Department of Radiology, IRCCS Azienda Ospedaliero-Universitaria di Bologna, Via Albertoni 15, Bologna, Italy.
Department of Radiology, IRCCS Azienda Ospedaliero-Universitaria di Bologna, Via Albertoni 15, Bologna, Italy.
Magn Reson Imaging. 2021 Jan;75:9-20. doi: 10.1016/j.mri.2020.09.008. Epub 2020 Sep 11.
Liver cirrhosis is a leading cause of death worldwide, with 1-year mortality rates of up to 57% in decompensated patients. Hepatocellular carcinoma (HCC) is the most common primary tumor in cirrhotic livers and the second leading cause of cancer-related mortality worldwide. Annually, up to 8% of patients with cirrhosis develop HCC. The diagnosis of HCC rarely requires histological confirmation: in fact, according to the most recent guidelines, the imaging features of HCC are almost always sufficient for a certain diagnosis. Thus, the role of the radiologist is pivotal because the accurate detection and characterization of focal liver lesions in patients with cirrhosis are essential in improving clinical outcomes. Despite recent technical innovations in liver imaging, several issues remain for radiologists regarding the differentiation of HCC from other hepatic lesions, particularly benign lesions and pseudolesions. It is important to avoid misdiagnosis of benign liver lesions as HCC (false-positive cases) because this diagnostic misinterpretation may lead to ineligibility of a patient for potentially curative treatments or inappropriate assignment of high priority scores to patients on waiting lists for liver transplantation. This review presents a pocket guide that could be useful for the radiologist in the diagnosis of benign lesions and pseudolesions in cirrhotic livers, highlighting the imaging features that help in making the correct diagnosis of macroregenerative nodules; siderotic nodules; arterioportal shunts; hemangiomas, including fast-filling hemangiomas, hemangiomas with pseudowashout, and sclerosed hemangiomas; confluent fibrosis; pseudomasses in chronic portal vein thrombosis; and focal fatty changes.

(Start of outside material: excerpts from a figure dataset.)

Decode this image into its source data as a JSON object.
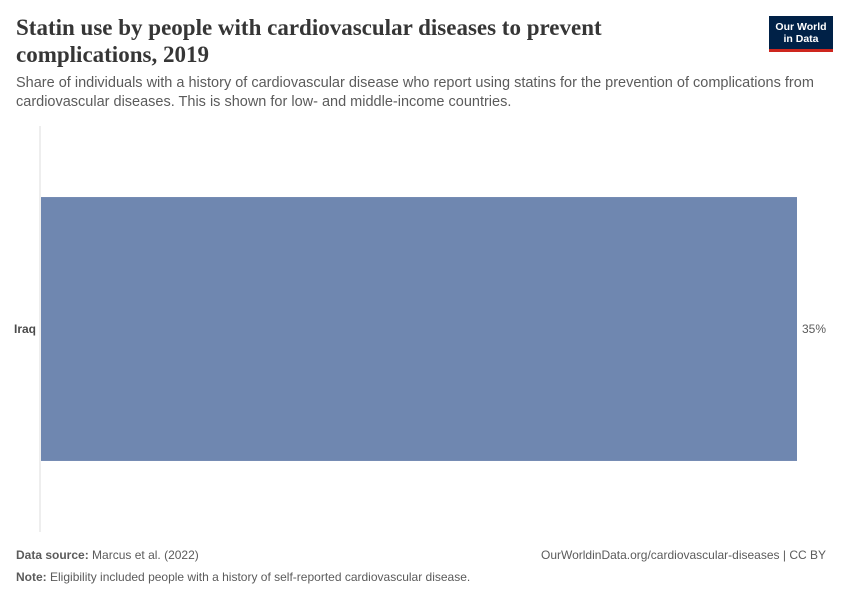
{
  "header": {
    "title": "Statin use by people with cardiovascular diseases to prevent complications, 2019",
    "subtitle": "Share of individuals with a history of cardiovascular disease who report using statins for the prevention of complications from cardiovascular diseases. This is shown for low- and middle-income countries.",
    "logo_line1": "Our World",
    "logo_line2": "in Data"
  },
  "chart_data": {
    "type": "bar",
    "orientation": "horizontal",
    "title": "Statin use by people with cardiovascular diseases to prevent complications, 2019",
    "categories": [
      "Iraq"
    ],
    "values": [
      35
    ],
    "value_labels": [
      "35%"
    ],
    "unit": "%",
    "xlim": [
      0,
      35
    ],
    "grid": false,
    "bar_color": "#6f87b0"
  },
  "footer": {
    "source_label": "Data source:",
    "source_text": "Marcus et al. (2022)",
    "url_text": "OurWorldinData.org/cardiovascular-diseases | CC BY",
    "note_label": "Note:",
    "note_text": "Eligibility included people with a history of self-reported cardiovascular disease."
  }
}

肝硬化是全球主要的死亡原因之一,失代偿期患者的 1 年死亡率高达 57%。肝细胞癌(HCC)是肝硬化肝脏中最常见的原发性肿瘤,也是全球癌症相关死亡的第二大主要原因。每年,多达 8%的肝硬化患者会发展为 HCC。HCC 的诊断很少需要组织学确认:事实上,根据最新的指南,HCC 的影像学特征几乎总是足以做出明确诊断。因此,放射科医生的作用至关重要,因为准确检测和描述肝硬化患者的局灶性肝脏病变对于改善临床结局至关重要。尽管肝脏成像技术最近有了创新,但对于放射科医生来说,仍然存在一些问题,需要区分 HCC 与其他肝脏病变,特别是良性病变和假性病变。重要的是要避免将良性肝脏病变误诊为 HCC(假阳性病例),因为这种诊断错误可能导致患者不符合潜在可治愈治疗的条件,或者对等待肝移植的患者分配过高的优先级评分不当。本综述提供了一个袖珍指南,可帮助放射科医生诊断肝硬化肝脏中的良性病变和假性病变,突出显示有助于正确诊断再生结节;铁质沉着症结节;动静脉分流;血管瘤,包括快速填充血管瘤、洗脱性血管瘤和硬化性血管瘤;融合性纤维化;慢性门静脉血栓形成中的假性肿块;以及局灶性脂肪变性的影像学特征。